Em todos os artigos que faço sobre as provas em que participo tento fazer uma descrição factual do percurso, organização, etc… e depois um relato da minha própria prova. Não participo em muitas, tenho escolhido cada vez mais e aponto quase sempre para aquelas que à partida são a meu gosto. Esta é daquelas organizações que arregaçam as mangas. É impressionante a quantidade de trilhos abertos, num percurso que será à volta de 90% em single track. Impressionante também foi a quantidade de bombeiros presentes no, às vezes, muito técnico e propenso a quedas, percurso. Foi provavelmente a prova onde vi mais bombeiros.
Os 4 abastecimentos para 34km são suficientes e bem distribuídos, havia voluntários em todas as travessias de estrada e as marcações estavam perfeitas, não deixando a menor margem de dúvida. A logística de levantamento de dorsais está bem oleada e a estrutura de apoio na meta é impressionante. Não posso falar do almoço servido, mas já me disseram que estava muito bom e sem tempo de espera.
O kit entregue com o dorsal era excelente, com uma tshirt da 42k, uma pala preta e um par de luvas que me vai dar um jeitão! No final deixou de haver água quente no local destinado inicialmente ao banhos mas rapidamente a organização montou um sistema muito eficaz e rápido para transportar os atletas para um novo local onde, aí sim, a água estava muito quente.
Os factos dizem que foi uma prova impecável, sem falhas, e foi mesmo! Mas este é um blog pessoal e, como tal, agora vou deixar a minha impressão pessoal do Trail de Poiares:
Nunca utilizei tanto as mãos numa prova. Também nunca caí tantas vezes. Foram raros os momentos a direito e muito frequentes as descidas em que não se podia pensar em muito mais além de não cair. Não demorou muito até ter a impressão que não estava a sair do mesmo sítio. Subíamos sofregamente uma encosta apenas para uns metros depois voltar a enfiar-nos no meio das árvores para descer novamente a mesma encosta e voltar ao rio uns metros abaixo.
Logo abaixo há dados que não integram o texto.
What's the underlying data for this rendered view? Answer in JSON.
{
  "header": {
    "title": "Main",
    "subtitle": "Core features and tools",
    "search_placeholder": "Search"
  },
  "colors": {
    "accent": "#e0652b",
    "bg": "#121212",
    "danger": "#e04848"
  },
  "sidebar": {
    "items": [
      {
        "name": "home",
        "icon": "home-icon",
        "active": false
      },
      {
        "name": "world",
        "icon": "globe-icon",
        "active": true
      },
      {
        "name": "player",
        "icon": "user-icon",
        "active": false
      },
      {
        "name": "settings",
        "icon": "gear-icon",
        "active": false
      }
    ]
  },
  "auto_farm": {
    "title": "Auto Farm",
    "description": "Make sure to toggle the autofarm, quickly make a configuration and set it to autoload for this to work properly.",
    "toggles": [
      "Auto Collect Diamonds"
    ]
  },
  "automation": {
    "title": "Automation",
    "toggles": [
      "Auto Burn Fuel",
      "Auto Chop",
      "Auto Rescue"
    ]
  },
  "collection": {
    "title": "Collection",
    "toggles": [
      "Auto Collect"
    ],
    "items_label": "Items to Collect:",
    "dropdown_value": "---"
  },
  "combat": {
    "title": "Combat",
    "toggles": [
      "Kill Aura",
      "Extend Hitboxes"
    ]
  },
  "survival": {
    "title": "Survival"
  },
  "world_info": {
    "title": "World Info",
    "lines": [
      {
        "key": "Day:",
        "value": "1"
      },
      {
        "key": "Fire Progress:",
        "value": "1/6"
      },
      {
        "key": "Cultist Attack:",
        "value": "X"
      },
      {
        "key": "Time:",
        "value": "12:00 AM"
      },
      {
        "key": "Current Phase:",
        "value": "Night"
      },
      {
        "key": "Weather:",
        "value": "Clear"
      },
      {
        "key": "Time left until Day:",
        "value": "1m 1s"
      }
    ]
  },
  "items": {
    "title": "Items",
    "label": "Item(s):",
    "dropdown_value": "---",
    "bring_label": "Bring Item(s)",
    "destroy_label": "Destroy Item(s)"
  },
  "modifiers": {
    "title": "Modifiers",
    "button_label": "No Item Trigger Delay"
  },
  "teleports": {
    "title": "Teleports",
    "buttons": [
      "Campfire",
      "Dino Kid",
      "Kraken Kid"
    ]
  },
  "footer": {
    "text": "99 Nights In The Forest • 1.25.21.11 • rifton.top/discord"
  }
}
Os trilhos, muitos claramente abertos com muito esforço e de propósito para a prova, por vezes pareciam não fazer muito sentido. Andávamos muitas vezes de lado nas encostas, a serpentear por troncos e mais troncos, agarrados a cordas, pedras e raízes. As descidas e subidas curtas eram uma constante, uma autêntica máquina de lavar roupa ligada na centrifugação.
Foi uma prova muito dura. Surpreendentemente dura! Pelo percurso e pelo tempo, obviamente alheio à organização. Sofri muito mais do que esperava e, na verdade, vi-me à rasca para terminar! Acabei os últimos quilómetros saturado, farto de ali andar. Comecei a perder a concentração e caí algumas vezes, uma ou duas até foram quedas feias. Parecia que fazia a mesma descida e a mesma subida repetidamente, a certa altura fiquei com a sensação que passei o percurso inteiro a entrar e a sair de buracos!O prémio finisher era um íman para o frigorífico. Eu gostei!
Não gostei do percurso. É a minha opinião, não quer dizer que seja um mau percurso. Aliás, no final, ouvi muita gente maravilhada com o que tinha vivido. Ainda bem que é assim e que há provas para todos os gostos, esta simplesmente não era para mim.